Semenjak lulus SMA saya memendam keinginan untuk bisa melanjutkan pendidikan ke perguruan tinggi. Setelah tahun pertama bekerja di apotek Kimia Farma, saya merasa diberi kemampuan. Kemampuan untuk dapat membiayai pendidikan saya di perguruan tinggi. Tentunya dengan tetap bekerja di Kimia Farma. Musim penerimaan mahasiswa baru tahun 2006 telah dibuka. Mencari universitas yang menyediakan fasilitas kelas sore untuk mahasiswanya. Dan tentu saja universitas bukan negeri alias swasta. Juga mencari yang biayanya murah, karena kebanyakan universitas swasta mematok biaya yang sangat mahal. Sehingga saya harus selektif untuk memilih. Saya sudah berniat bekerja sambil kuliah. Walaupun penghasilan saya tidak begitu besar tetapi saya yakin bahwa setiap niat baik akan mendapatkan pertolongan dari Tuhan. Saatnya untuk meminta izin dari pimpinan saya, Bu Reni. Beliau menolak. Nampaknya argumen saya tidak dapat beliau terima. Saya tidak diperbolehkan untuk bekerja sambil kuliah. Akan mengganggu pekerjaan katanya. Memang kami bekerja dengan sistem shift karena apotek harus selalu buka dan melayani masyarakat. Apalagi apotek Kimia Farma adalah BUMN. Harus mengikuti peraturan dan standard yang ditetapkan oleh pemerintah. Jika saya kuliah sore maka hari Senin sampai Jumat harus bekerja di shift pagi. Hal ini yang menjadi salah satu alasan mengapa saya belum diperbolehkan untuk kuliah. Selain faktor yang lain, misalnya fokus bekerja menjadi terbagi untuk kuliah, dan sebagainya. Padahal menurut saya selain beberapa faktor negatif juga terdapat beberapa faktor positif yang didapat perusahaan jika mengizinkan saya kuliah. Motivasi bekerja saya akan semakin meningkat. Sumber dana saya hanya dari pekerjaan di Kimia Farma. Maka saya akan lebih bersemangat untuk bekerja agar dapat terus membiayai kuliah. Ilmu yang saya dapat nantinya juga dapat saya aplikasikan untuk menunjang pekerjaan. Tetapi mungkin faktor positif ini tidak diperhatikan sepenuhnya oleh pimpinan saya. Dengan terpaksa kuliah saya tunda. Artinya sudah dua tahun keinginan saya untuk kuliah tertunda setelah lulus SMA tahun 2004. Sering merasa iri melihat atau mendengar kabar teman-teman sekolah dulu. Aku sudah di ITS, si A di Unair, si B di UGM. Aku sekarang sudah semester 4. Kabar-kabar itu seakan membesitkan luka, sedikit iri juga. Disamping itu semua saya juga semakin merasa terpacu untuk memperjuangkan masa depan saya. Tahun ini boleh gagal.

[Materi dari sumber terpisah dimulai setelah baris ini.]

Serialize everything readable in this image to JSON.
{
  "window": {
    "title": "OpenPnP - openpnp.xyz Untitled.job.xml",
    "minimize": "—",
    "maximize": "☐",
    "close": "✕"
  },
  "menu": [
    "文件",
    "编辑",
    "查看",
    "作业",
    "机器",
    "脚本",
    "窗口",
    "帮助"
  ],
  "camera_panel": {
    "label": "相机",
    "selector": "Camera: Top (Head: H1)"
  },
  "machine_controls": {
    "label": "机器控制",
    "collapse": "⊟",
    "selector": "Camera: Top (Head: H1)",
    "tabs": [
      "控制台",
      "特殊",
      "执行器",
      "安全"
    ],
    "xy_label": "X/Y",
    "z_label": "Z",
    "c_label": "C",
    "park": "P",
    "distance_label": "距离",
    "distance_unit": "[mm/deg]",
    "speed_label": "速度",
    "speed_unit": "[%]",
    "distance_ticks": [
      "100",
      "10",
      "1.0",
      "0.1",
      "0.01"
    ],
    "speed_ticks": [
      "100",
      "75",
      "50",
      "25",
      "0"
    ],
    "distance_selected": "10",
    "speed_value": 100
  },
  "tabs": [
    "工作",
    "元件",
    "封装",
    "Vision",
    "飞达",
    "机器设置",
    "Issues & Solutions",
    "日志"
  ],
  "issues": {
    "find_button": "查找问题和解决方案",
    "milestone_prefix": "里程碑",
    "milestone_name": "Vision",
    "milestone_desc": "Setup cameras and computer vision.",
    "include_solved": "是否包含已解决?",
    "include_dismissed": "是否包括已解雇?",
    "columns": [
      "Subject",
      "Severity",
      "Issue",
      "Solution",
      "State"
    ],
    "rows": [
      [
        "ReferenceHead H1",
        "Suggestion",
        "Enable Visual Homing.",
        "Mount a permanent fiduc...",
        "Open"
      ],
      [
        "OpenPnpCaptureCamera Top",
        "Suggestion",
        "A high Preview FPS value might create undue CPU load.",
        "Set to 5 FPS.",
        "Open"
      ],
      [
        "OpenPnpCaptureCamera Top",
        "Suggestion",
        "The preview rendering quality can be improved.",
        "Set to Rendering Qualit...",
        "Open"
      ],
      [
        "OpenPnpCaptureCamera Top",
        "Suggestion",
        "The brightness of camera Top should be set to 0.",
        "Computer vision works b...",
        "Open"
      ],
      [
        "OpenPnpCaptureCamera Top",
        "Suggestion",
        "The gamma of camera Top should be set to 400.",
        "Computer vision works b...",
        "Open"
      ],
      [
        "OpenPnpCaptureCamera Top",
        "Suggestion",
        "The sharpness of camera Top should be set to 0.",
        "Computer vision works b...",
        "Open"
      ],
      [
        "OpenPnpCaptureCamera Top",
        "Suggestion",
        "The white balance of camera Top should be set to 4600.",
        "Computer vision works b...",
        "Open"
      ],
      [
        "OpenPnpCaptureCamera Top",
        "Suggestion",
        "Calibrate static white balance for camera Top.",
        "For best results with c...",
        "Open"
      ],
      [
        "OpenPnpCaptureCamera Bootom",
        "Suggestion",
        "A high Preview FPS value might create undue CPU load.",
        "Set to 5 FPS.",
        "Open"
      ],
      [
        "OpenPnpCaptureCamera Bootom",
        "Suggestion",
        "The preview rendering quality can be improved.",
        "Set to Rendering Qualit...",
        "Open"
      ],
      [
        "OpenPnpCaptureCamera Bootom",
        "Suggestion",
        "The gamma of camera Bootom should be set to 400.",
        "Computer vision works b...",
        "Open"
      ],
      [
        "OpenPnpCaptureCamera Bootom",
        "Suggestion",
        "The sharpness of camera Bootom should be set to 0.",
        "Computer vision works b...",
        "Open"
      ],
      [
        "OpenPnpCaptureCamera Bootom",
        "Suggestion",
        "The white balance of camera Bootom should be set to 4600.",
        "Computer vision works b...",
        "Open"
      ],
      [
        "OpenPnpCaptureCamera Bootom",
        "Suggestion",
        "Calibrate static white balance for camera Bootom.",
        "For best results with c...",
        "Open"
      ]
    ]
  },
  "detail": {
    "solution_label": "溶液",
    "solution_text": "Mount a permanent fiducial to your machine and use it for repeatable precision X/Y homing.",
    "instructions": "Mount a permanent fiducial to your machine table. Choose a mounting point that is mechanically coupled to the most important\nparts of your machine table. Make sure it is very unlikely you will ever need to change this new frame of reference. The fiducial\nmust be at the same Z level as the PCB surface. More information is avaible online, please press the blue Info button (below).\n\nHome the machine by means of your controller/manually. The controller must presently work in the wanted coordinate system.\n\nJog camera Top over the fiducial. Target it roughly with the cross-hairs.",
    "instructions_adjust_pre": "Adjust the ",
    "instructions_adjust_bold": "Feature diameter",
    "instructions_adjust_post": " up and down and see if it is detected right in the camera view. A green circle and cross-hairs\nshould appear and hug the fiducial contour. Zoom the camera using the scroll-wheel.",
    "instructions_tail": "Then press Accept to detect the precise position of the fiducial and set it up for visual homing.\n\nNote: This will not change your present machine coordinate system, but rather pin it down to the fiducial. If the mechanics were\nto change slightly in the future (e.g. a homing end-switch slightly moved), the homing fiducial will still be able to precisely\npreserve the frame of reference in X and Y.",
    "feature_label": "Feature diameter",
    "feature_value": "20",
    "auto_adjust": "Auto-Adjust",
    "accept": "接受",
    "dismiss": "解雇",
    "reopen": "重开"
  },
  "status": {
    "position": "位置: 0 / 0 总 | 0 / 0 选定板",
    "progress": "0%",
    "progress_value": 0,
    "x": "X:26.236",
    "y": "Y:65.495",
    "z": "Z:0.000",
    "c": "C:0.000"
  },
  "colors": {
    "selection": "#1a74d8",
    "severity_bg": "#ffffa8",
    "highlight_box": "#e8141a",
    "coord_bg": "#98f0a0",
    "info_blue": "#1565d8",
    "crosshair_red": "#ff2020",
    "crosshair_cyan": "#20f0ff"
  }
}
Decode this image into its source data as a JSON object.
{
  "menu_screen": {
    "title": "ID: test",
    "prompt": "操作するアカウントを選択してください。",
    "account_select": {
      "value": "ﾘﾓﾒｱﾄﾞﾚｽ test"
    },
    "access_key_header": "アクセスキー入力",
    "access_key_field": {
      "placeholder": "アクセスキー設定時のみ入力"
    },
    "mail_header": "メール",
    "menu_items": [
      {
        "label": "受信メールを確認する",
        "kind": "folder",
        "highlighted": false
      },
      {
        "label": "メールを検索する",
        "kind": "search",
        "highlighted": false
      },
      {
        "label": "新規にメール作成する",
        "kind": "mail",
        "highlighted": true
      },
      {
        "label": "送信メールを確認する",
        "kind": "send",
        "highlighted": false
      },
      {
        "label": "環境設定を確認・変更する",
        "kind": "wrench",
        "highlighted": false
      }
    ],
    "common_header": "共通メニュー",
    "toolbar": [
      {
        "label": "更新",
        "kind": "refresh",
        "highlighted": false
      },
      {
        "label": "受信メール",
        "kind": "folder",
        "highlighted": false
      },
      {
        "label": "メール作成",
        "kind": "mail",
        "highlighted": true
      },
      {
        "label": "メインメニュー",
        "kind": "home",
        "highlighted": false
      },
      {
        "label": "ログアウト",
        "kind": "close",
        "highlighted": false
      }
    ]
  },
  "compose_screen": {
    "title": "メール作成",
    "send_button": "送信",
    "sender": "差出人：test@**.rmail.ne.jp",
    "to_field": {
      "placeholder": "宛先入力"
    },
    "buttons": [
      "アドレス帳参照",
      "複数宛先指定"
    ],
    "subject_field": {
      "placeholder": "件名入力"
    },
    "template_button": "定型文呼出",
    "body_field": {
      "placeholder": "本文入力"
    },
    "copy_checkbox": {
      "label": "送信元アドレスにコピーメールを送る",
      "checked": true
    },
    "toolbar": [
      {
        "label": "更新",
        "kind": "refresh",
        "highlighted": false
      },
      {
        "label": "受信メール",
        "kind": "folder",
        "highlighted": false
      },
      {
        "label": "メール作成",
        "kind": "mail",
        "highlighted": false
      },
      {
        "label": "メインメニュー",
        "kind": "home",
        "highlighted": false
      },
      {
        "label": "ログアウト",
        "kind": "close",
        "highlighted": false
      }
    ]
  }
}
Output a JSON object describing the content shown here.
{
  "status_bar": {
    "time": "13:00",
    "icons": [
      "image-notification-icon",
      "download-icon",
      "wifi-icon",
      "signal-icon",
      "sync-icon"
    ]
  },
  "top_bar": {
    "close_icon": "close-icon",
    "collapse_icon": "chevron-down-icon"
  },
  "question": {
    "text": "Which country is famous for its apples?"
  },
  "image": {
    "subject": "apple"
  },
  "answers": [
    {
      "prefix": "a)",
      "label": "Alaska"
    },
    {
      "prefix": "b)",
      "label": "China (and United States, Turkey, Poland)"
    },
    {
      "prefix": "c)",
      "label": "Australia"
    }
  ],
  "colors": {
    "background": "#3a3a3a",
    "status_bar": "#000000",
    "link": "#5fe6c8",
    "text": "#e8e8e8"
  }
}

Selain kuliah saya juga memiliki keinginan untuk mempunyai sebuah motor baru. Setiap hari saya memikirkan harus bisa dan bisa membeli motor. Dengan hasil keringat saya sendiri tentunya. Bak gayung bersambut karena tahun ini belum bisa memulai kuliah, maka saya putuskan untuk mengumpulkan penghasilan buat beli motor baru. Motor yang saya pakai sehari-hari adalah pemberian orang tua waktu akan lulus SMA. Honda Grand tahun 93 beli bekas. Sering batuk-batuk dan mogok saat terkena hujan. Ingin sekali punya motor bagus seperti milik teman-teman SMA dulu. Suzuki Satria F 150. Motor itu yang saya impi-impikan. Setiap saya membaca surat kabar jika ada iklan motor tersebut lama sekali saya pandangi. Besoknya saya gunting gambar motornya dan saya bawa pulang. Harus bisa dan harus bisa. Gaji saya tidak begitu besar. Harus saya bagi sedikit dengan orang tua dan adik saya. Bekerja di Kimia Farma Apotek ada bonus atau tunjangan selain gaji yang kita terima pada saat-saat tertentu. Misalnya pada awal tahun ada tunjangan jasa produksi, uang seragam. Bulan Juli ada tunjangan uang pendidikan. Sebelum puasa dan akhir tahun sebelum Natal ada tunjangan kesejahteraan. Saya cukup hidup dari uang-uang itu. Sehingga gaji saya utuh saya simpan untuk beli motor. Harga Suzuki Satria baru waktu itu Rp 16.500.000. Itu jumlah yang besar. Tiap hari saya bawa bekal makan ke tempat kerja. Untuk menghemat pengeluaran. Bulan Januari 2007 tidak dirasa sudah terkumpul tabungan Rp 13.500.000. Hasil setahun lebih menabung. Untuk menambah kekurangan, motor lama dijual. Saat itu belum ada situs jual beli online. Jika ada pun saya tidak tahu. Terwujud sudah keinginan saya. Motor Suzuki Satria F 150 warna merah cerah jadi tunggangan saya. Sempat saya terharu dan bangga, ternyata saya bisa. Dari guntingan iklan di koran bekas di apotek yang saya lihat terus tiap malam akhirnya bisa juga saya mewujudkannya.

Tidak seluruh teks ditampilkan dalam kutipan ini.